Ovviamente per giustificare pseudo-scientificamente (altrimenti non ci si
potrebbe annoverare fra i "tecnici") lo "Stato stratega" è necessario
imputare al mercato qualche fallimento. In questo non c'è nulla di nuovo
rispetto agli ultimi 80 anni di mainstream in economia. Il fallimento
consisterebbe, secondo Goldstein, nel non riuscire a gestire correttamente
il processo di "distruzione creativa" di schumpeteriana memoria. Non tanto,
probabilmente, nella fase distruttrice, quanto in quella creativa. In
sostanza, il mercato "non è spesso all'altezza nel finanziare le attività
innovative - più rischiose e che maturano lentamente - e nel favorire la
cooperazione tra attori con logiche distinte".
In altri termini, lo stesso Stato che per decenni ha gestito o
sovvenzionato imprese per le quali il mercato avrebbe decretato il
fallimento (e anche all'epoca l'intervento pubblico era giustificato da
carenze e fallimenti del mercato), caricandone il conto sulle spalle dei
cosiddetti contribuenti, adesso dovrebbe dimostrare una lungimiranza ben
superiore a quella di milioni di soggetti privati nell'individuare "settori
innovativi e dinamici" che il mercato non è "all'altezza" di finanziare.
In ultima analisi, coloro che parlano di "fallimenti del mercato" non fanno
altro che ritenere fallimentare un esito diverso da quello che essi stessi,
soggettivamente, ritengono essere corretto o giusto. I comportamenti
volontari di milioni di individui devono pertanto essere "corretti" loro
malgrado, perché non allineati ai desiderata di chi governa e/o di chi
consiglia i governanti.
Il fatto è che se un'attività non trova finanziatori è evidente che chi
investe ritiene che i rischi non sarebbero adeguatamente remunerati.
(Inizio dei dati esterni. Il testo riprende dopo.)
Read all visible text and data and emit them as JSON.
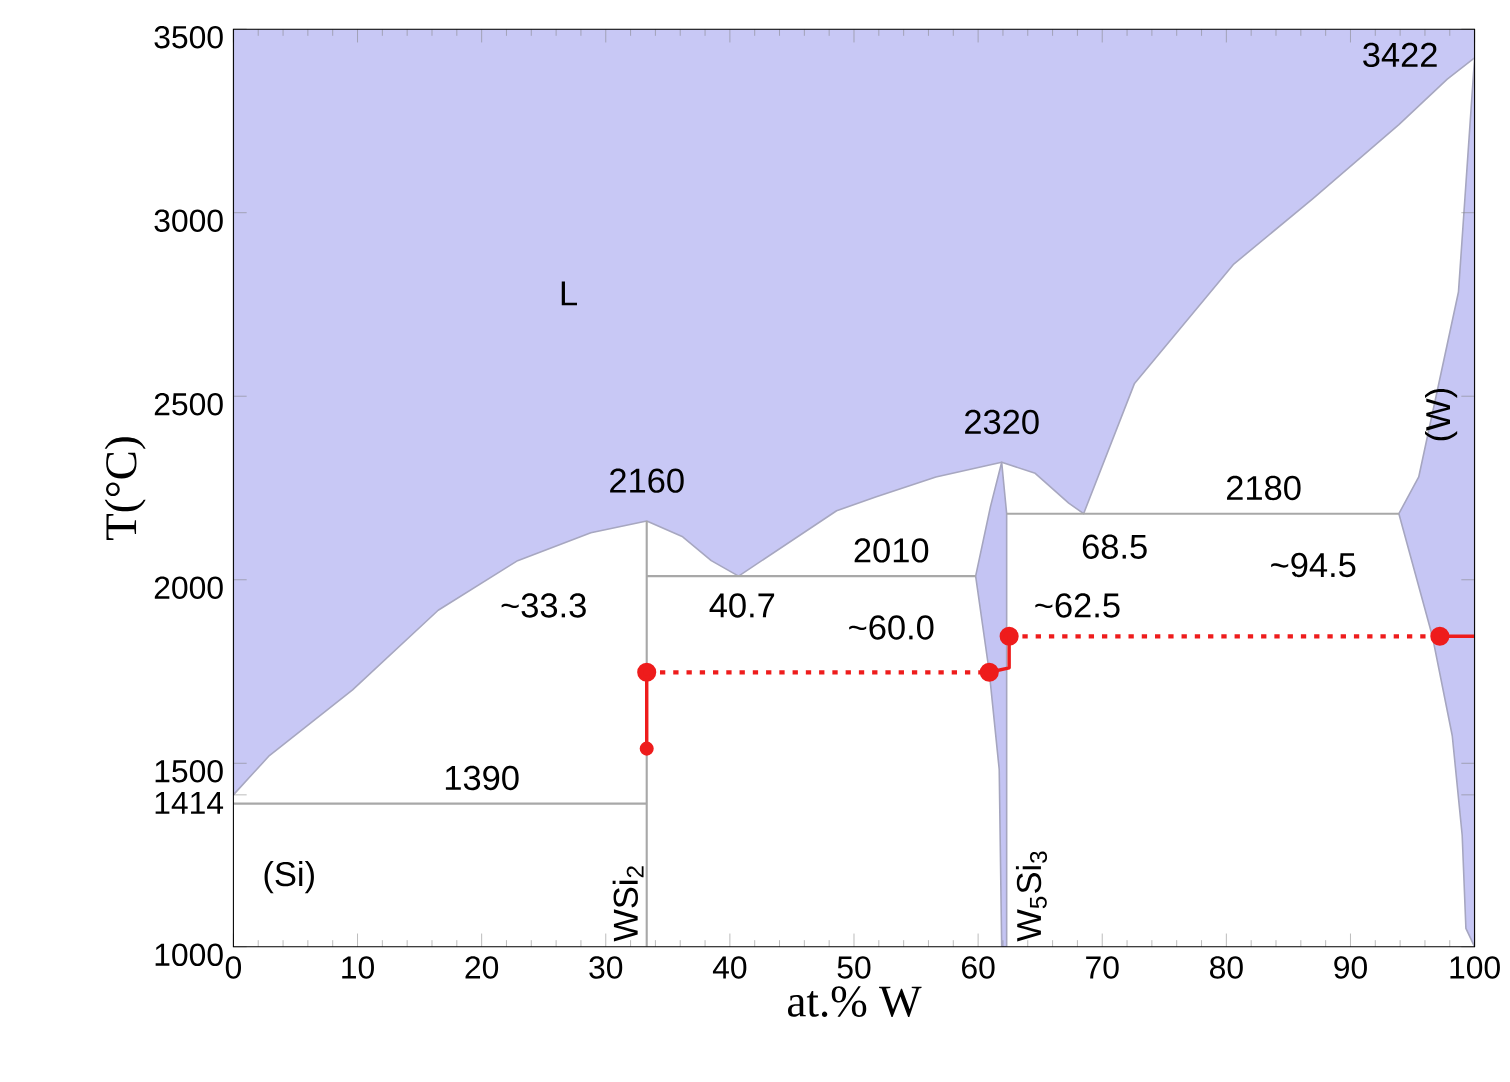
{
  "chart_data": {
    "type": "line",
    "xlabel": "at.% W",
    "ylabel": "T(°C)",
    "xlim": [
      0,
      100
    ],
    "ylim": [
      1000,
      3500
    ],
    "xticks": [
      0,
      10,
      20,
      30,
      40,
      50,
      60,
      70,
      80,
      90,
      100
    ],
    "yticks": [
      1000,
      1414,
      1500,
      2000,
      2500,
      3000,
      3500
    ],
    "grid": false,
    "series": [
      {
        "type": "area",
        "color": "#c8c8f5",
        "x": [
          0,
          2.9,
          9.6,
          16.5,
          22.9,
          28.8,
          33.3,
          36.2,
          38.5,
          40.7,
          48.6,
          51.8,
          56.6,
          61.9,
          64.6,
          67.3,
          68.5,
          72.6,
          80.6,
          87.0,
          93.9,
          97.8,
          100,
          100,
          0
        ],
        "values": [
          1414,
          1521,
          1700,
          1917,
          2052,
          2128,
          2160,
          2117,
          2052,
          2010,
          2188,
          2226,
          2280,
          2320,
          2290,
          2209,
          2180,
          2535,
          2860,
          3039,
          3240,
          3364,
          3422,
          3500,
          3500
        ]
      },
      {
        "type": "area",
        "color": "#c4c4f3",
        "x": [
          61.9,
          62.3,
          62.3,
          61.9,
          61.7,
          60.9,
          59.8,
          61.0
        ],
        "values": [
          2320,
          2180,
          1000,
          1000,
          1483,
          1748,
          2010,
          2200
        ]
      },
      {
        "type": "area",
        "color": "#c6c6f4",
        "x": [
          100,
          98.7,
          95.5,
          93.9,
          96.6,
          98.2,
          99.0,
          99.3,
          100
        ],
        "values": [
          3422,
          2784,
          2280,
          2180,
          1846,
          1575,
          1304,
          1050,
          1000
        ]
      },
      {
        "color": "#a8a8a8",
        "line_style": "solid",
        "marker": "none",
        "x": [
          33.3,
          33.3
        ],
        "values": [
          1000,
          2160
        ]
      },
      {
        "color": "#a8a8a8",
        "line_style": "solid",
        "marker": "none",
        "x": [
          0,
          33.3
        ],
        "values": [
          1390,
          1390
        ]
      },
      {
        "color": "#a8a8a8",
        "line_style": "solid",
        "marker": "none",
        "x": [
          33.3,
          59.8
        ],
        "values": [
          2010,
          2010
        ]
      },
      {
        "color": "#a8a8a8",
        "line_style": "solid",
        "marker": "none",
        "x": [
          62.3,
          93.9
        ],
        "values": [
          2180,
          2180
        ]
      },
      {
        "color": "#ee1c1c",
        "line_style": "dotted",
        "marker": "circle",
        "x": [
          33.3,
          60.9
        ],
        "values": [
          1748,
          1748
        ]
      },
      {
        "color": "#ee1c1c",
        "line_style": "solid",
        "marker": "circle",
        "x": [
          33.3,
          33.3
        ],
        "values": [
          1748,
          1540
        ]
      },
      {
        "color": "#ee1c1c",
        "line_style": "dotted",
        "marker": "circle",
        "x": [
          62.5,
          97.2
        ],
        "values": [
          1846,
          1846
        ]
      },
      {
        "color": "#ee1c1c",
        "line_style": "solid",
        "marker": "none",
        "x": [
          97.2,
          100
        ],
        "values": [
          1846,
          1846
        ]
      },
      {
        "color": "#ee1c1c",
        "line_style": "solid",
        "marker": "none",
        "x": [
          62.5,
          62.5,
          60.9
        ],
        "values": [
          1846,
          1760,
          1748
        ]
      }
    ],
    "annotations": [
      "L",
      "3422",
      "2160",
      "2320",
      "2010",
      "2180",
      "40.7",
      "68.5",
      "~33.3",
      "~60.0",
      "~62.5",
      "~94.5",
      "1390",
      "(Si)",
      "(W)",
      "WSi$_{2}$",
      "W$_{5}$Si$_{3}$"
    ]
  }
}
L'intervento dello "Stato stratega" non consisterebbe in altro se non
nell'abbassare artificialmente il costo dei finanziamenti di quelle
attività, rendendole apparentemente redditizie, anche in questo caso
imponendo ai cosiddetti contribuenti di assumere rischi che da privati
investitori non assumerebbero, per di più a remunerazioni inferiori a
quelle di mercato.
Ne trarrebbero vantaggio i soggetti finanziati e i burocrati "strateghi";
vantaggi ben visibili. Meno visibili, anche perché più granularmente
spalmati, sarebbero i costi a carico dei cosiddetti contribuenti e di tutti
coloro che dovrebbero continuare a stare sul mercato con le proprie gambe
sopportando anche l'onere di finanziare indirettamente le attività
"innovative".
Se poi qualcuno avesse dei dubbi, oltre che sulla legittimità del ruolo
redistributivo dello Stato, anche sui probabili risultati (dubbi più che
legittimi, visti i precedenti storici), Goldstein indica la via da seguire:
il "rinforzo di una vera cultura della valutazione e del risultato".
Si suppone che ciò dovrebbe suonare rassicurante. Non nel mio caso.